Fontan Completion

Excerpt

The Fontan procedure represents a cornerstone in managing complex congenital heart defects characterized by single-ventricle physiology. Originally described in 1971 by Drs Francis Fontan and Eugène Baudet for tricuspid atresia, the procedure has evolved into the total cavopulmonary connection, offering a palliative treatment option for pediatric patients with single-ventricle congenital heart disease. These conditions, estimated at 0.08 to 0.4 per 1000 live births, are addressed through a staged surgical approach that redirects systemic venous return directly to the pulmonary circulation, bypassing the heart, provided pulmonary pressures are low. This optimizes oxygenation and reduces ventricular workload.

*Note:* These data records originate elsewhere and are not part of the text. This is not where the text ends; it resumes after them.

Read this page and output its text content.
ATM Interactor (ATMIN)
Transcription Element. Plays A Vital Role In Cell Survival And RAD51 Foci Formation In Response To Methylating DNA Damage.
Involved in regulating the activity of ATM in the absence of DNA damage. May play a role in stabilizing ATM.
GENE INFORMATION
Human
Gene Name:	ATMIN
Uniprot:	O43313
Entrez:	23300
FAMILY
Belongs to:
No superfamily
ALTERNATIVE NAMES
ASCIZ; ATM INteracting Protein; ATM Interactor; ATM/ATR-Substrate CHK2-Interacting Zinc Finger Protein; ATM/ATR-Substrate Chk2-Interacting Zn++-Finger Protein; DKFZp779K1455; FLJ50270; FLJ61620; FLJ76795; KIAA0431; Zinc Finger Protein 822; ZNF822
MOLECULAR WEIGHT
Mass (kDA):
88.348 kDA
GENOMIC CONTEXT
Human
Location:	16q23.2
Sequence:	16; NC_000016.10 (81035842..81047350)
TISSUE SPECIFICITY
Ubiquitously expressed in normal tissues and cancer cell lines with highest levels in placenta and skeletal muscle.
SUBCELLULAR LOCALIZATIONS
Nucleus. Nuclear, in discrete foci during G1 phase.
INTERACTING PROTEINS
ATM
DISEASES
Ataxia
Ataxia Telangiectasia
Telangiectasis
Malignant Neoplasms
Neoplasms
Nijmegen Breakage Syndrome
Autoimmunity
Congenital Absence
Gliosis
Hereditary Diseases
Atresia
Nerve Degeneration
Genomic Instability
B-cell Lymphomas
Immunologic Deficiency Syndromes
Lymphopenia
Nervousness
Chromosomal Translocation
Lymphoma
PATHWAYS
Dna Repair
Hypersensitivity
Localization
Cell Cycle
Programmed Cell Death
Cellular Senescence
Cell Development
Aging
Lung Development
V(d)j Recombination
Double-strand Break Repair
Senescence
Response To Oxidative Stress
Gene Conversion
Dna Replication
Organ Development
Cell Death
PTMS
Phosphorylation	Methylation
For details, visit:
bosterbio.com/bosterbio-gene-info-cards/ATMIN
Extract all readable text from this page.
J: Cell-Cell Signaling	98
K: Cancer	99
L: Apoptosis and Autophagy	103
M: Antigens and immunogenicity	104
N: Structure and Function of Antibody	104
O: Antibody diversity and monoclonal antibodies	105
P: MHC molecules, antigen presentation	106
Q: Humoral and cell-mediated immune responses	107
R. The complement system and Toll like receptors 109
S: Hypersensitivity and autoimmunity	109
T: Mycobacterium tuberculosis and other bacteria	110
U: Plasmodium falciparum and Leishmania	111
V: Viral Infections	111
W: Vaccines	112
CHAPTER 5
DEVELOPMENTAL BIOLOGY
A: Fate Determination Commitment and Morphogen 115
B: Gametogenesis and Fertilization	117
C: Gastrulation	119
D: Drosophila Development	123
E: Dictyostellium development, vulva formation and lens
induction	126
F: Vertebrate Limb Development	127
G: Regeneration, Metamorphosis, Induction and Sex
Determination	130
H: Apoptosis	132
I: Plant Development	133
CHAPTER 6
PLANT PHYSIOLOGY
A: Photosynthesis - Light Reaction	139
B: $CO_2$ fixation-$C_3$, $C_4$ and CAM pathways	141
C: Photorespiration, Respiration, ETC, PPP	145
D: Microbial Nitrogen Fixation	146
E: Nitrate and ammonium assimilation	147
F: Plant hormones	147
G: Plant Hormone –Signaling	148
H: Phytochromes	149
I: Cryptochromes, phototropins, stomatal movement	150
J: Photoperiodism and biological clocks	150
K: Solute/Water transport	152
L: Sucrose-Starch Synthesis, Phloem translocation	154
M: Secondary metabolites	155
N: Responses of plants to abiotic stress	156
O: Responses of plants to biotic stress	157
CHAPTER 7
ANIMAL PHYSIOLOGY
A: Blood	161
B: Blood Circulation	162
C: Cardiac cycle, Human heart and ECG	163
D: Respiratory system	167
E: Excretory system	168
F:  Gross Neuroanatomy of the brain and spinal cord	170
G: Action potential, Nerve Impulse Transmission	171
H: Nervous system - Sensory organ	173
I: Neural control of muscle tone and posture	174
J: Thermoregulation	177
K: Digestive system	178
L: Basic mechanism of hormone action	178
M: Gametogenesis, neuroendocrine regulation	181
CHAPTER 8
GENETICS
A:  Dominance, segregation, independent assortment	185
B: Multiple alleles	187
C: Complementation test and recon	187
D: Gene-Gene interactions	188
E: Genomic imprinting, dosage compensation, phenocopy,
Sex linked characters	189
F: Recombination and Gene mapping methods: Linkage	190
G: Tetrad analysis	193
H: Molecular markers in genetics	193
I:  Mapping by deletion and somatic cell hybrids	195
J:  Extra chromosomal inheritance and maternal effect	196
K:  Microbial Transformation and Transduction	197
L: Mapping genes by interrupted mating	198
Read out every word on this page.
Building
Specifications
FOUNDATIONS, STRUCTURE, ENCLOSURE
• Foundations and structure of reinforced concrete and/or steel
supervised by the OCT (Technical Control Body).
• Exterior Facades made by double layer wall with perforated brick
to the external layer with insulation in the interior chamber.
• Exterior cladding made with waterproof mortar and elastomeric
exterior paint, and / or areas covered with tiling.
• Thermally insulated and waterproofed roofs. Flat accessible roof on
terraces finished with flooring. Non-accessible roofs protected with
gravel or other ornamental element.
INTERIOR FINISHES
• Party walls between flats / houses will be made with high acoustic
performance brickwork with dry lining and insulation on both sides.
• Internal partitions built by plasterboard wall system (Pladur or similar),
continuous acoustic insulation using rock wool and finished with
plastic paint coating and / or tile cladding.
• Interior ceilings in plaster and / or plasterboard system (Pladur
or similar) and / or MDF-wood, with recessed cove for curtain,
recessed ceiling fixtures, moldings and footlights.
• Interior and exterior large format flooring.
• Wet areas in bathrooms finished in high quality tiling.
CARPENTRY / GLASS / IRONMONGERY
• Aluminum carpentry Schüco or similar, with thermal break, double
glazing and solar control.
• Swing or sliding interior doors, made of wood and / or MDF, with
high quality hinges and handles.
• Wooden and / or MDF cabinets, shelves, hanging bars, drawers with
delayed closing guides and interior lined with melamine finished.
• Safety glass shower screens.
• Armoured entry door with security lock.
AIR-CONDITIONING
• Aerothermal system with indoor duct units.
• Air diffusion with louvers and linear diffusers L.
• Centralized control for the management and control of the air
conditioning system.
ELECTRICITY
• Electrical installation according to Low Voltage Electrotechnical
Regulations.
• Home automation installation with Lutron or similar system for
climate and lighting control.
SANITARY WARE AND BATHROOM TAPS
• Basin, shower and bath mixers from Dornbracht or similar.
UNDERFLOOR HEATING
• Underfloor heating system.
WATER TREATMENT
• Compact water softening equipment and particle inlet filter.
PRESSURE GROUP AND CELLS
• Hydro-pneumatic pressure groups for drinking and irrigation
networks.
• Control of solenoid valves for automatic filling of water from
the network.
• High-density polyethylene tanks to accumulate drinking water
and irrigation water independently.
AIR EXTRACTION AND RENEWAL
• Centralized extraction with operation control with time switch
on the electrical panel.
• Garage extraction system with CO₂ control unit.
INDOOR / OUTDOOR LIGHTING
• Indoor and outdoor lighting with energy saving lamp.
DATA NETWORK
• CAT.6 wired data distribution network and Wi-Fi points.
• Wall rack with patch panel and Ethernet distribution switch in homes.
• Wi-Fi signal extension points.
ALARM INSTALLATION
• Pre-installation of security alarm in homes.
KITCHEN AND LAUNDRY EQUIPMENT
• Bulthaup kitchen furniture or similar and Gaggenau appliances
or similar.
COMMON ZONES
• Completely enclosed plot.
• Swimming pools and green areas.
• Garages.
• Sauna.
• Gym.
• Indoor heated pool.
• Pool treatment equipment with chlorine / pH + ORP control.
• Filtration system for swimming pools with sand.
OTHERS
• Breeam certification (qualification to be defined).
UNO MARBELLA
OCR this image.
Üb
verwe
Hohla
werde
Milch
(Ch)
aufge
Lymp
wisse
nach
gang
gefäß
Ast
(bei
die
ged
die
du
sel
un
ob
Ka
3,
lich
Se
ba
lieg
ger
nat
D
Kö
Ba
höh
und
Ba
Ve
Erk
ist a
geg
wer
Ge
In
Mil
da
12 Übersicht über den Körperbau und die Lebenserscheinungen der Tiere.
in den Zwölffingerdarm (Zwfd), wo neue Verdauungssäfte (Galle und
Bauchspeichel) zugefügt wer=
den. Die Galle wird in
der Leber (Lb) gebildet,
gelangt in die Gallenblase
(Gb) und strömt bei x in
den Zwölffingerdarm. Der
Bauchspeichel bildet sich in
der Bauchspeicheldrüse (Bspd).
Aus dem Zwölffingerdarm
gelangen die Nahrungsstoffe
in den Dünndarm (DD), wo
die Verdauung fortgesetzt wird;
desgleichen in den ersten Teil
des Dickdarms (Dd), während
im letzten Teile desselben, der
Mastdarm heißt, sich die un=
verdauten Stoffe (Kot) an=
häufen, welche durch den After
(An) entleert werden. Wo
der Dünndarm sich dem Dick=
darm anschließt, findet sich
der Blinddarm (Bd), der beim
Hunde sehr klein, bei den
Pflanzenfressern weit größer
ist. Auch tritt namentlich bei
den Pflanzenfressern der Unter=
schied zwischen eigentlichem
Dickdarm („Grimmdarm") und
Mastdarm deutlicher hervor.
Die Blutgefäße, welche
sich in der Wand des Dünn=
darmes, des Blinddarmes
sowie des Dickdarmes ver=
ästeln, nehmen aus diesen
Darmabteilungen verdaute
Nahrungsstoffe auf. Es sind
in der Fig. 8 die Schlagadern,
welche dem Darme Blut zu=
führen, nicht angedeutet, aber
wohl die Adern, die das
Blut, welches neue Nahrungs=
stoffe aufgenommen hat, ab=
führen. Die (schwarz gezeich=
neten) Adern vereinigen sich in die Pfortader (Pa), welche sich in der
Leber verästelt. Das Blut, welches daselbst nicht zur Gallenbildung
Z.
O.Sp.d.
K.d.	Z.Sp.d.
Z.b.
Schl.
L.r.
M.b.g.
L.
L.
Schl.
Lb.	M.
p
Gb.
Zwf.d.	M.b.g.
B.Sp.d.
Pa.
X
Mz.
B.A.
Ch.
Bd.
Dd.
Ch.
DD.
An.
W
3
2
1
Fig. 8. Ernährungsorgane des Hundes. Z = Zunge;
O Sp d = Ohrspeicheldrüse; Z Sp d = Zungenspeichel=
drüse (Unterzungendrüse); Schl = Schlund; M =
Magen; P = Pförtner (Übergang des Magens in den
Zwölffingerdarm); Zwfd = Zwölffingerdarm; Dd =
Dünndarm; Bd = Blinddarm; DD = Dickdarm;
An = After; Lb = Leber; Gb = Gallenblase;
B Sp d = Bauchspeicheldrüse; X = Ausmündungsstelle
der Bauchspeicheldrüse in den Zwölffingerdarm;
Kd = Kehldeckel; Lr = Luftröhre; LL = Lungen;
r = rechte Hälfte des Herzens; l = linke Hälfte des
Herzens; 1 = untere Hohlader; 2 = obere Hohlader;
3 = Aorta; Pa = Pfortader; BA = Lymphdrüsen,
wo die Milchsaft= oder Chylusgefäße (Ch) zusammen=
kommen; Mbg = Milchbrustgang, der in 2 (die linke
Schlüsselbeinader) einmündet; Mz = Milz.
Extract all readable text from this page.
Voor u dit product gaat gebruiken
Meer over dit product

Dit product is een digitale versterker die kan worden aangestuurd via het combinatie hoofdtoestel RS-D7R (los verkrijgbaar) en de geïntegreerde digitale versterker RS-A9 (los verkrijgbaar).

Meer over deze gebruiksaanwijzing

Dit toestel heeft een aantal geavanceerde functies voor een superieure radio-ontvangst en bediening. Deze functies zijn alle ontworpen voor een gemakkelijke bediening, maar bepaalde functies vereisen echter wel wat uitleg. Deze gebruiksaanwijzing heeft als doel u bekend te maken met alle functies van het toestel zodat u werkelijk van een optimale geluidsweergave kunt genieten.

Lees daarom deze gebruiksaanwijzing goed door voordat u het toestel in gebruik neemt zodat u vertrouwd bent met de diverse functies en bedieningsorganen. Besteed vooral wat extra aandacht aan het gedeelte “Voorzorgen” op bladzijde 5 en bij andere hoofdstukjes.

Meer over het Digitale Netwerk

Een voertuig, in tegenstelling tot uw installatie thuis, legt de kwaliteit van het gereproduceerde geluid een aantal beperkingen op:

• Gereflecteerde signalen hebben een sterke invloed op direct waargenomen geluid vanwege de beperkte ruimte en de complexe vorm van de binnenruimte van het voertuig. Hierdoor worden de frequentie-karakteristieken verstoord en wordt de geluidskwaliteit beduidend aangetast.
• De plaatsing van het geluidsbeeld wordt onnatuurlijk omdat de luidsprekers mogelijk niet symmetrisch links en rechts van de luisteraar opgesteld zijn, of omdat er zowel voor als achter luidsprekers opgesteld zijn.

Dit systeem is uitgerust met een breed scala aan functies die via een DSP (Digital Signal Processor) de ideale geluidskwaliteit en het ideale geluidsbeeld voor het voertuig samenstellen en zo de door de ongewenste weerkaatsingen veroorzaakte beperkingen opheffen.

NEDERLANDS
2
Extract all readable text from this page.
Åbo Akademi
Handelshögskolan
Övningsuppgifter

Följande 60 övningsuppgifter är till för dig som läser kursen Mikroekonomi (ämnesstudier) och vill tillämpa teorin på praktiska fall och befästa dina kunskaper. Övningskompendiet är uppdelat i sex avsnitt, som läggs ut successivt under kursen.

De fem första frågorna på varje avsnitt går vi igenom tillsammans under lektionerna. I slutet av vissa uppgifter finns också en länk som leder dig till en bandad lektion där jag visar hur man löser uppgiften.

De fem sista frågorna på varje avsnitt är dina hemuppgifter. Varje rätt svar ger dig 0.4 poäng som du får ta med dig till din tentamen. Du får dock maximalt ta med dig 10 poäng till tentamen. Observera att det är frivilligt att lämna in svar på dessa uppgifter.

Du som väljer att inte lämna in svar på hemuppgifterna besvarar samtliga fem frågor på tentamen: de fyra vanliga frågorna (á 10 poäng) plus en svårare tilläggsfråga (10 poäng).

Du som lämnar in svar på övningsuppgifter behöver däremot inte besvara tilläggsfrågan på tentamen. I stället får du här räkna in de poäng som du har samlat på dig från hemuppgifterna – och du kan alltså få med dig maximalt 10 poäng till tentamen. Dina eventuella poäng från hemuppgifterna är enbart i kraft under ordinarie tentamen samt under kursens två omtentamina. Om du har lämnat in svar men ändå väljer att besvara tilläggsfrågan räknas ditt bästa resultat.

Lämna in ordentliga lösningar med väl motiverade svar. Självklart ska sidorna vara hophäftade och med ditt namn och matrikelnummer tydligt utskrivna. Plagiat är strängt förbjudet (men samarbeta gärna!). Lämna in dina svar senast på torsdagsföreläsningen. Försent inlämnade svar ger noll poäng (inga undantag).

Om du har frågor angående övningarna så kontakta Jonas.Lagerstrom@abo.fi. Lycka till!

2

Advances in surgical techniques and patient selection have improved outcomes, with patients living longer and with a better quality of life. However, morbidity remains significant due to the extracardiac manifestations of Fontan circulation, including challenges in functional status and systemic complications. Ongoing efforts focus on enhancing the understanding of long-term outcomes, addressing disparities, and innovating strategies to reduce complications and improve the quality of life in this growing patient population. This review explores the historical evolution, surgical techniques, patient selection criteria, and long-term management of Fontan cases, highlighting the challenges and future directions in care.